Solution 2: JSONSchema
Pros
- We already use it
- 'Human readable' (it is just text)
- everyone knows how to parse JSON
- Don't need a special library just to deserialize a message (no external schema needed)
- mediawiki/event-schemas have had a lot of thought and work put into them
- We can be partly backwards compatible with current event systems which use JSON (EventLogging Analytics & EventBus), and more easily migrate usages of those systems to Modern Event Platform.
Cons
- messages are large ('schema' is shipped with every message in the form of string JSON keys for each field)
- JSON parsing is not efficient (lots of JSON text -> binary -> JSON text de/serialization)

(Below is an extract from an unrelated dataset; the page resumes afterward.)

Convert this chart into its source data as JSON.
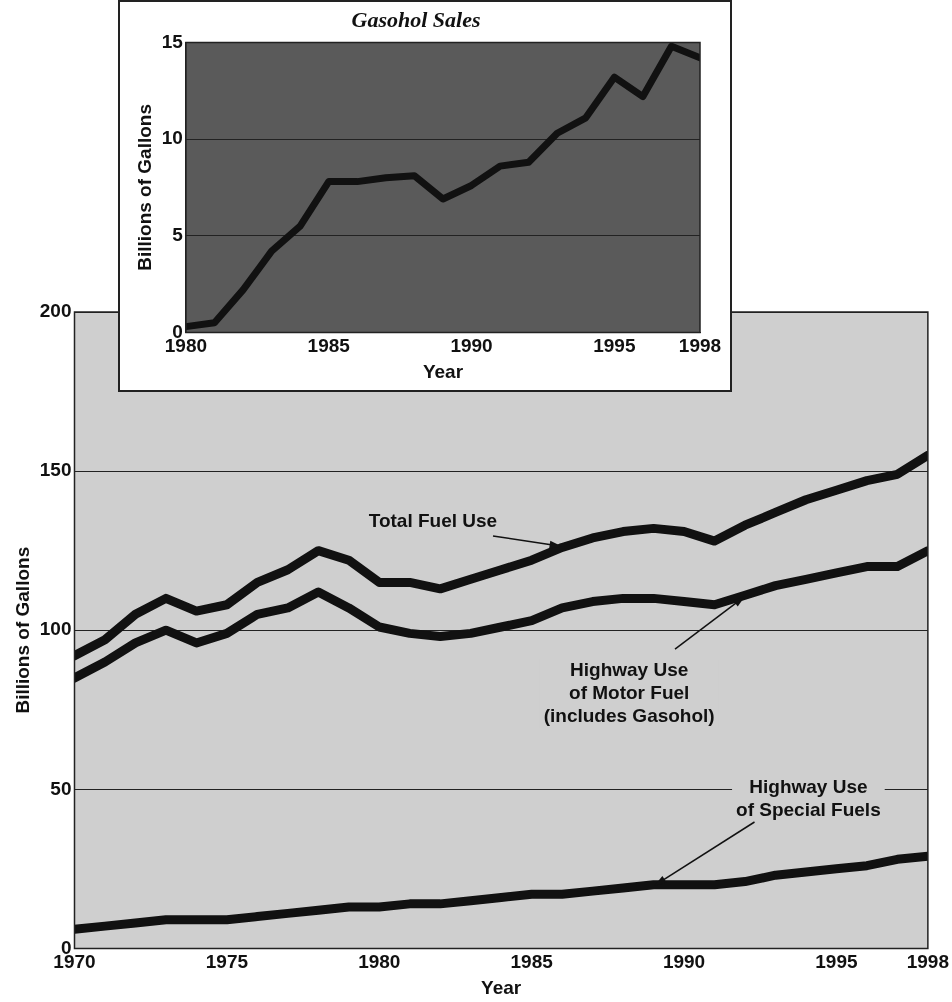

- JSON (even with JSONSchema) is 'loosely' typed. E.g. No distinction between integers and floats (they are just numbers.)
- Full JSONSchema spec is too featureful and extensive for consistent type checking
- We'd have to use a very limited version of JSONSchema, e.g. no additionalProperties or patternProperties, etc.
- No existent Kafka Connect integration, we'd have to write this ourselves (PoC here).
- No generic existent Schema Registry, we'd need to write this ourselves or adapt the meta.wikimedia.org schema repo.
- Whatever schema repo solution we use, we'll likely need to do some custom work, as we also want a way of storing and editing metadata associated with schemas/topics (e.g. retention, sanitization policies, sampling rates, ownership, access ACLs etc.)
- No schema evolution constraints, other than the one we can impose -- we only allow additions of optional fields.
Recommendation
Solution 2: JSONSchema
My own opinion has waffled back and forth between these options over the last few years. (I even wrote a blog post that summarizes some of these at the beginning.) Given my recent investigations into the Kafka Connect codebase, my attempt at a JsonSchemaConverter PoC, and the interest in JSON / JSONSchema support in Kafka integration tools in the Kafka community, I now believe that JSONSchema is a better fit for WMF than Avro. It will require more engineering work up front to build a comprehensive system built on JSONSchema (since one already exists for Avro), but I believe the long term ease-of-use of such a system will outweigh he short term gains of not having to implement anything. I also believe we can build open source integration plugins via Kafka Connect, as well as a generic JSONSchema and topic-metadata repository in such a way that will be usable for more than just WMF's production environment.